05 February 2026, 7:18 PM

Plant-Based Diets Cut Health RisksNew review links diet and resilience.

That heavy, post-summer sluggish feeling can make “health” sound like another job to do.


A new review, recently published in the American Journal of Lifestyle Medicine, argues plant-based diets could cut non-communicable disease risk, reduce future pandemic threat, and lessen climate-linked health pressure, with a University of Auckland researcher leading the work.





The review was written by 19 authors across medicine, dietetics, and academia, and it frames Covid-19 as proof that reactive healthcare is expensive, while prevention is cheaper and more durable.


Lead author Dr Komathi Kolandai says modifiable lifestyle factors matter because managing fallout after disease arrives can be hugely costly, and she notes most Covid diet research is observational, so it cannot prove cause and effect.


Beyond Covid, the review points to established evidence linking plant-based eating patterns with lower risk of heart disease, type 2 diabetes, obesity, chronic kidney disease, and some cancers.

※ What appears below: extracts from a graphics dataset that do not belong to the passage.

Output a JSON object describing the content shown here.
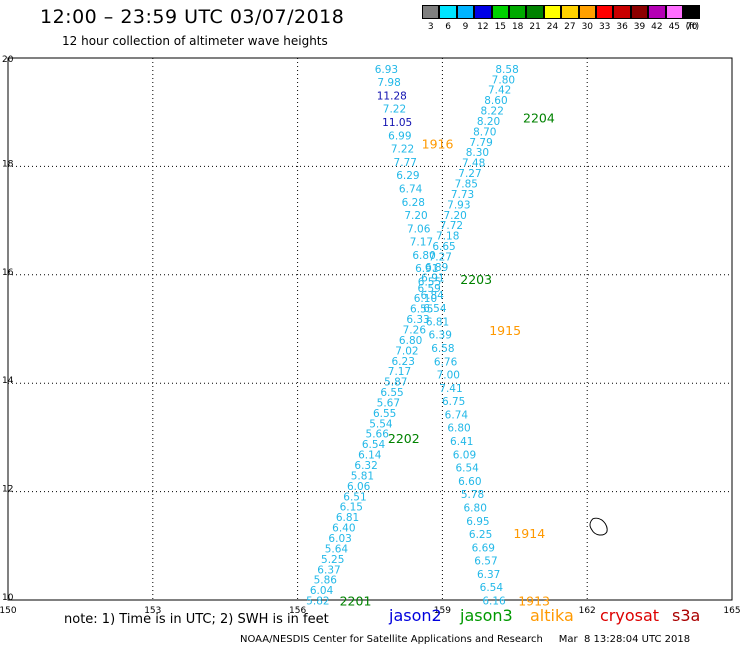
{
  "header": {
    "title": "12:00 – 23:59 UTC 03/07/2018",
    "subtitle": "12 hour collection of altimeter wave heights"
  },
  "color_scale": {
    "unit_label": "(ft)",
    "bins": [
      {
        "label": "3",
        "color": "#7f7f7f"
      },
      {
        "label": "6",
        "color": "#00e5ff"
      },
      {
        "label": "9",
        "color": "#00b4ff"
      },
      {
        "label": "12",
        "color": "#0000e6"
      },
      {
        "label": "15",
        "color": "#00d200"
      },
      {
        "label": "18",
        "color": "#00aa00"
      },
      {
        "label": "21",
        "color": "#008200"
      },
      {
        "label": "24",
        "color": "#ffff00"
      },
      {
        "label": "27",
        "color": "#ffd200"
      },
      {
        "label": "30",
        "color": "#ffa000"
      },
      {
        "label": "33",
        "color": "#ff0000"
      },
      {
        "label": "36",
        "color": "#c80000"
      },
      {
        "label": "39",
        "color": "#8c0000"
      },
      {
        "label": "42",
        "color": "#b400b4"
      },
      {
        "label": "45",
        "color": "#ff6eff"
      },
      {
        "label": "70",
        "color": "#000000"
      }
    ]
  },
  "axes": {
    "lon_ticks": [
      "150",
      "153",
      "156",
      "159",
      "162",
      "165"
    ],
    "lat_ticks": [
      "10",
      "12",
      "14",
      "16",
      "18",
      "20"
    ],
    "lon_range": [
      150,
      165
    ],
    "lat_range": [
      10,
      20
    ]
  },
  "chart_data": {
    "type": "scatter",
    "point_color": "#22b8e8",
    "high_value_color": "#1010b0",
    "labels": [
      {
        "text": "2201",
        "lon": 157.2,
        "lat": 9.97,
        "color": "#008200"
      },
      {
        "text": "2202",
        "lon": 158.2,
        "lat": 12.97,
        "color": "#008200"
      },
      {
        "text": "2203",
        "lon": 159.7,
        "lat": 15.9,
        "color": "#008200"
      },
      {
        "text": "2204",
        "lon": 161.0,
        "lat": 18.88,
        "color": "#008200"
      },
      {
        "text": "1913",
        "lon": 160.9,
        "lat": 9.97,
        "color": "#ff9900"
      },
      {
        "text": "1914",
        "lon": 160.8,
        "lat": 11.22,
        "color": "#ff9900"
      },
      {
        "text": "1915",
        "lon": 160.3,
        "lat": 14.96,
        "color": "#ff9900"
      },
      {
        "text": "1916",
        "lon": 158.9,
        "lat": 18.4,
        "color": "#ff9900"
      }
    ],
    "tracks": [
      {
        "name": "2201",
        "start": [
          156.42,
          9.99
        ],
        "end": [
          160.34,
          19.8
        ],
        "values": [
          "5.82",
          "6.04",
          "5.86",
          "6.37",
          "5.25",
          "5.64",
          "6.03",
          "6.40",
          "6.81",
          "6.15",
          "6.51",
          "6.06",
          "5.81",
          "6.32",
          "6.14",
          "6.54",
          "5.66",
          "5.54",
          "6.55",
          "5.67",
          "6.55",
          "5.87",
          "7.17",
          "6.23",
          "7.02",
          "6.80",
          "7.26",
          "6.33",
          "6.55",
          "6.10",
          "6.59",
          "6.91",
          "6.89",
          "7.27",
          "6.65",
          "7.18",
          "7.72",
          "7.20",
          "7.93",
          "7.73",
          "7.85",
          "7.27",
          "7.48",
          "8.30",
          "7.79",
          "8.70",
          "8.20",
          "8.22",
          "8.60",
          "7.42",
          "7.80",
          "8.58"
        ]
      },
      {
        "name": "1913",
        "start": [
          160.07,
          9.99
        ],
        "end": [
          157.84,
          19.8
        ],
        "values": [
          "6.16",
          "6.54",
          "6.37",
          "6.57",
          "6.69",
          "6.25",
          "6.95",
          "6.80",
          "5.78",
          "6.60",
          "6.54",
          "6.09",
          "6.41",
          "6.80",
          "6.74",
          "6.75",
          "7.41",
          "7.00",
          "6.76",
          "6.58",
          "6.39",
          "6.81",
          "6.54",
          "6.84",
          "6.55",
          "6.91",
          "6.80",
          "7.17",
          "7.06",
          "7.20",
          "6.28",
          "6.74",
          "6.29",
          "7.77",
          "7.22",
          "6.99",
          "11.05",
          "7.22",
          "11.28",
          "7.98",
          "6.93"
        ]
      }
    ]
  },
  "note": {
    "text": "note:  1) Time is in UTC;  2) SWH is in feet"
  },
  "satellites": [
    {
      "name": "jason2",
      "color": "#0000dd"
    },
    {
      "name": "jason3",
      "color": "#009900"
    },
    {
      "name": "altika",
      "color": "#ff9900"
    },
    {
      "name": "cryosat",
      "color": "#dd0000"
    },
    {
      "name": "s3a",
      "color": "#aa0000"
    }
  ],
  "footer": {
    "credit": "NOAA/NESDIS Center for Satellite Applications and Research",
    "timestamp": "Mar  8 13:28:04 UTC 2018"
  }
}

It also cites modelling work suggesting large-scale dietary shifts could save billions in healthcare costs and add more than a million quality adjusted life years globally.


Dr Komathi Kolandai. Photo: Supplied


The authors connect diet to spillover risk, pointing to intensive livestock production, wildlife trade, and high demand for animal protein as drivers of zoonotic disease.

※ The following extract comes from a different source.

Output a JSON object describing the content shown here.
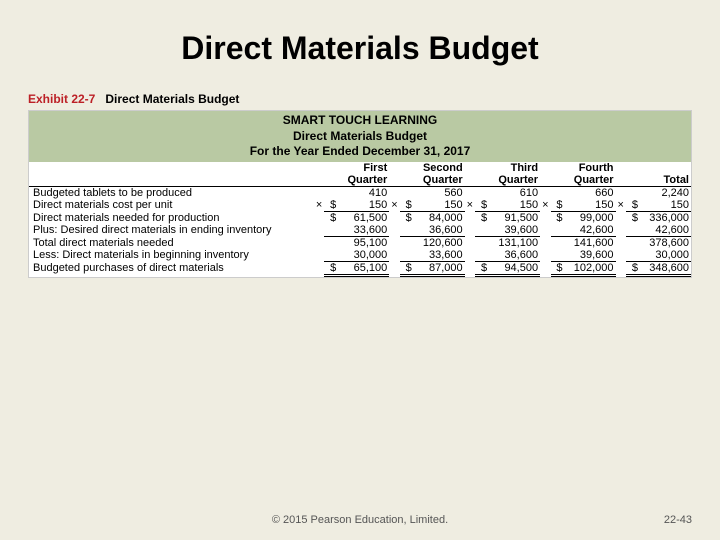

They argue reducing reliance on animal-based foods could reduce the chance of new pathogens crossing into humans, which is more effective than trying to contain outbreaks later.


They also link animal-based foods to more than half of global food-related greenhouse gas emissions, and say plant-forward shifts could cut agricultural emissions substantially, easing climate-related harms like heat stress, respiratory illness, vector-borne disease, and mental health strain.


The review flags practical barriers too, limited nutrition training for clinicians, inconsistent definitions of “plant-based” in research, and unequal access to affordable, culturally familiar plant-based foods.


For Hibiscus Coast families, the useful idea is modest, realistic shifts supported by access and good advice, so it feels like a workable default rather than a one-off reset.